Siaka Traoré, commerçant de son état, estime lui qu’il est difficile de se passer du petit sac. « Renoncer aux sachets plastiques n’est pas chose facile pour nous ainsi que nos clients, parce qu’il faut protéger les produits contre par exemple la poussière et autres dangers », soutient-il en reconnaissant qu’il y a des clients qui exagèrent. Même pour des achats de 50 Fcfa, des femmes exigent des sacs.
« Nous jouons notre rôle par rapport à l’interdiction de l’importation parce que depuis 2014, nous n’avons pas reçu une seule cargaison transportant les sachets plastiques. Cependant, nous avons des difficultés pour faire la différence entre les sachets plastiques biodégradables et les sachets non biodégradables », relève le directeur général de la douane Mahamet Doucara.
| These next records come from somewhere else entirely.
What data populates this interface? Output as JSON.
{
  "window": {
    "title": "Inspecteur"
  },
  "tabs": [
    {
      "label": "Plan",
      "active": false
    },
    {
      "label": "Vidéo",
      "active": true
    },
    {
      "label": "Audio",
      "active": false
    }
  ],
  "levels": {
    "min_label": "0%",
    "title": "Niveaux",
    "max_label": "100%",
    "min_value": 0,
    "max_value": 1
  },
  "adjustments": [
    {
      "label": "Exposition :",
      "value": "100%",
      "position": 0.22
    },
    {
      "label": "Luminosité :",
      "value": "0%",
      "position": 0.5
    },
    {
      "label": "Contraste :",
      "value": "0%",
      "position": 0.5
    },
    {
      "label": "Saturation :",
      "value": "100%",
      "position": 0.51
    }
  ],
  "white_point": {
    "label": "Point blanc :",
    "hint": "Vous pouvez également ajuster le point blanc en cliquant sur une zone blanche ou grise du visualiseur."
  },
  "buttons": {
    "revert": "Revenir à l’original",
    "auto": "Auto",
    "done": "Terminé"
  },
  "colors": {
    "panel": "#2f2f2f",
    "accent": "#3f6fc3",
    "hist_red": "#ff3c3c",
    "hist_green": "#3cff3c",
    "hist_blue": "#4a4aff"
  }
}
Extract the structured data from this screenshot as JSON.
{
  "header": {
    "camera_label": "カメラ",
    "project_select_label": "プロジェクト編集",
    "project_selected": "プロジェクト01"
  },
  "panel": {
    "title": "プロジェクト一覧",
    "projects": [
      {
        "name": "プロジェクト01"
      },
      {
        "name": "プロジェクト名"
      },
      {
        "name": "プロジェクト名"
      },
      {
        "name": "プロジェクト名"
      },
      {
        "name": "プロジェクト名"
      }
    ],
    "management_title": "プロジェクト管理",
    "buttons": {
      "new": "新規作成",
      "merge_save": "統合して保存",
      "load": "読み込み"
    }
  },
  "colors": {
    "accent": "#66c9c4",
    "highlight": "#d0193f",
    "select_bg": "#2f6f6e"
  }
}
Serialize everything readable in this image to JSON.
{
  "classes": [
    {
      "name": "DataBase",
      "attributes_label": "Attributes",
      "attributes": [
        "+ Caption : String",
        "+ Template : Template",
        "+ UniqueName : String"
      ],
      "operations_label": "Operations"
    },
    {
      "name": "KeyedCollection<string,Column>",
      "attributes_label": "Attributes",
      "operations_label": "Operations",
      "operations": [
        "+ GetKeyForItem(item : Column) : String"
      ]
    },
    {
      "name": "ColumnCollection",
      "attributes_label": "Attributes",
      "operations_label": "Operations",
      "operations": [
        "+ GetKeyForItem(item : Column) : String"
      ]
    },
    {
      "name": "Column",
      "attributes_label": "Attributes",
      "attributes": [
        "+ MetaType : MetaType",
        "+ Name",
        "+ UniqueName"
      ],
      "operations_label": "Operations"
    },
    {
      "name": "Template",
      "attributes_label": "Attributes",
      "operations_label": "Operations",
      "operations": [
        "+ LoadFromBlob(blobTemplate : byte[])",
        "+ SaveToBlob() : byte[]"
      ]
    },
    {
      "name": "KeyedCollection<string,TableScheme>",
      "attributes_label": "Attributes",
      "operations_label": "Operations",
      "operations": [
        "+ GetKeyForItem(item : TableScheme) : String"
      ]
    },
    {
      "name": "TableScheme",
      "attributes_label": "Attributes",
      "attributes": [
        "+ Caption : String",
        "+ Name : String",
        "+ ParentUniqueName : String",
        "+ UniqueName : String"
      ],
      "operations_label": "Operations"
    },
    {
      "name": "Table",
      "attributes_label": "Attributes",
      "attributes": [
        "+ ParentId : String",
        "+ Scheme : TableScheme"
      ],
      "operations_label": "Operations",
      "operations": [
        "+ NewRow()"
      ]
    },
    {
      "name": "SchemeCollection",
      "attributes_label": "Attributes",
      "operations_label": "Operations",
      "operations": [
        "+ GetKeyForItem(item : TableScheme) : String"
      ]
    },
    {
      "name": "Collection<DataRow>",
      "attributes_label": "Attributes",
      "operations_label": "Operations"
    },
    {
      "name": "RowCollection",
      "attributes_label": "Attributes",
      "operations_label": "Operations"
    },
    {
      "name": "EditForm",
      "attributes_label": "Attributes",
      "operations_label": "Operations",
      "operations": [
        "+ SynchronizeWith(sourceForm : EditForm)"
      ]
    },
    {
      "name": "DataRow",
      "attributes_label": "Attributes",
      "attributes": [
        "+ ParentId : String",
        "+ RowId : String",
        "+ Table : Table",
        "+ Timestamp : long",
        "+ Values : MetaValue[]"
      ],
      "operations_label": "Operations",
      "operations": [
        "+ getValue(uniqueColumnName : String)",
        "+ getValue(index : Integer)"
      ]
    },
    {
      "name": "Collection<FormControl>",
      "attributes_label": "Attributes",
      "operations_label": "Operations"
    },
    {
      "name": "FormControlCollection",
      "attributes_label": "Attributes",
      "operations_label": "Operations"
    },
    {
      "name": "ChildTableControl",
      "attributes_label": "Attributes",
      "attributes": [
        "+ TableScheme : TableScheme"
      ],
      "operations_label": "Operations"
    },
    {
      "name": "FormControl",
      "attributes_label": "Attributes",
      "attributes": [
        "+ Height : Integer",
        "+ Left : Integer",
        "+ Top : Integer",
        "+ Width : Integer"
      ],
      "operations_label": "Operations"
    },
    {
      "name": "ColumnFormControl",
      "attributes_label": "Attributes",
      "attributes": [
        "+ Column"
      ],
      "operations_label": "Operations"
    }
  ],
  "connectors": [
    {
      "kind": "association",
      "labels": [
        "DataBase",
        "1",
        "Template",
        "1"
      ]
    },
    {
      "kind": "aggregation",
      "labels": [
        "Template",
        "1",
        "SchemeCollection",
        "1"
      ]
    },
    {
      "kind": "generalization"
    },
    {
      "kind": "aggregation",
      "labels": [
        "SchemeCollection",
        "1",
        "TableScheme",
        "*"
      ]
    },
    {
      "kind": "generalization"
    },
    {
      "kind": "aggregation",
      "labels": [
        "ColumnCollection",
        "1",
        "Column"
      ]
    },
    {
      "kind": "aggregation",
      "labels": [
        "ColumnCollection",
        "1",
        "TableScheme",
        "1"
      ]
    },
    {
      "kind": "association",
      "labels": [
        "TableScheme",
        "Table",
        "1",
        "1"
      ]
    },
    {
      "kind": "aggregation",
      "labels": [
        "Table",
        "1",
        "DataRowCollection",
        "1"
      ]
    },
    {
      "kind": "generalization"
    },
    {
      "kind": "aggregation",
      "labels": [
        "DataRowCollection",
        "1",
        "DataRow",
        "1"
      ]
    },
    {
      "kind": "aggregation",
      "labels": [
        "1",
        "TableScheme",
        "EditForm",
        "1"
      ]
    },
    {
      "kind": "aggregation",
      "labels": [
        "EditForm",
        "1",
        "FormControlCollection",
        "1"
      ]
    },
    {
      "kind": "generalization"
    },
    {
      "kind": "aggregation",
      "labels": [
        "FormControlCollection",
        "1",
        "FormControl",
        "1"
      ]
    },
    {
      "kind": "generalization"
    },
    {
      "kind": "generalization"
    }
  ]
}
Quant au directeur général adjoint du commerce et de la concurrence, Monzon Koné, il assure que son service ne délivre pas de titre d’importation à partir du moment où la caution tarifiée du sachet plastique n’est pas précisée. Amadou Camara, le directeur national du contrôle des pollutions et des nuisances, révèle que son service mène des activités de contrôle qui aboutissent très souvent à des saisies de stocks de sachets non biodégradables.
Selon Akory Ag Iknane, spécialiste en santé publique, les sachets plastiques sont les dérivés des résidus du pétrole. La fumée que dégagent ces particules va être inhalée et sera responsable des problèmes respiratoires ou souvent même des cancers. Même s’ils sont brûlés, les composés restent au sol et lorsqu’on y cultive des légumes ou des fruits par la suite, ils peuvent contaminer ces cultures et causer des effets néfastes sur la santé. « Par exemple quand vous mettez un aliment chaud dans un sac plastique ça se dégrade et c’est extrêmement dangereux pour la santé », avertit Akory Ag Iknane.
Les conséquences de l’utilisation des sachets plastiques sont suffisamment connues. Le problème est que l’Etat a pris une loi qu’il n’arrive pas à faire appliquer.